Similarly in Woodard v Pancio (65 AD2d 923, 924) in speaking of an action for wrongful death the court said: “and the date of death is the date for determining such distributees”.
It is thus clear that the distributees of the decedent William Heverly who are entitled to share in the proceeds of an action for his wrongful death are to be determined as of the date of his death, viz., January 31, 1981.
So determined, such distributees are the brothers or sisters or the issue of brothers and sisters of the decedent William Heverly. (EPTL 4-1.1, subd [a], par [7].) The daughter of the decedent is not a distributee from the dual consequences of (1) her adoption prior to decedent’s death and (2) the effective exclusion of any distributable rights to her under the statute in effect at the date of her father’s death.
The decision of Alberino v Long Is. Jewish-Hillside Med. Center (111 Misc 2d 626), while informative is neither contrary to, nor decisive of the issue presented in the case at bar. In that action, in contrast to the one in issue, the parent of the infant had died before the infant’s adoption. Applying the rule that the beneficiaries for proceeds of wrongful death are fixed as of the date of the decedent’s death, the court ruled that the subsequent adoption had no effect upon the child’s rights.
The decision in Matter of Silverstein (48 Misc 2d 1029) while analogous also presents a fact pattern different than .here in issue.

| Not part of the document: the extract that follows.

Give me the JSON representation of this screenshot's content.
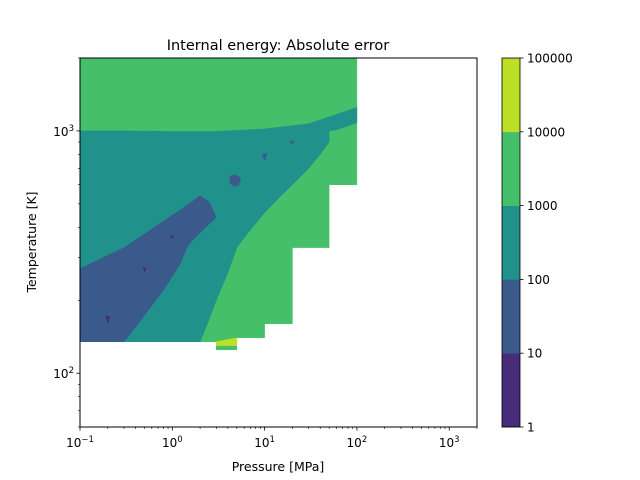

There the infant, as in the case at bar, was adopted before the death of the parent, but, unlike the instant case, the adoption was before the 1963 amendment to section 117 of the Domestic Relations Law which terminated the rights of an infant to inherit from a natural
In the opinion of the court, both the Alberino and the Silver stein decisions support, at least inferentially, the conclusion this court has reached.
In the instance when a personal representative cannot or will not institute an action for wrongful death, EPTL 5-4.1 provides that “the distributees are entitled to have an administrator appointed to prosecute the action for their benefit.” As a surviving brother of the decedent the petitioner is a distributee of the decedent under EPTL 4-1.1. The adopted natural daughter is not a distributee. (Domestic Relations Law, § 117; EPTL 4-1.1.) The petition for appointment as a special administrator to bring an action for wrongful death made by Joseph Heverly, with the consent of all other distributees, is granted.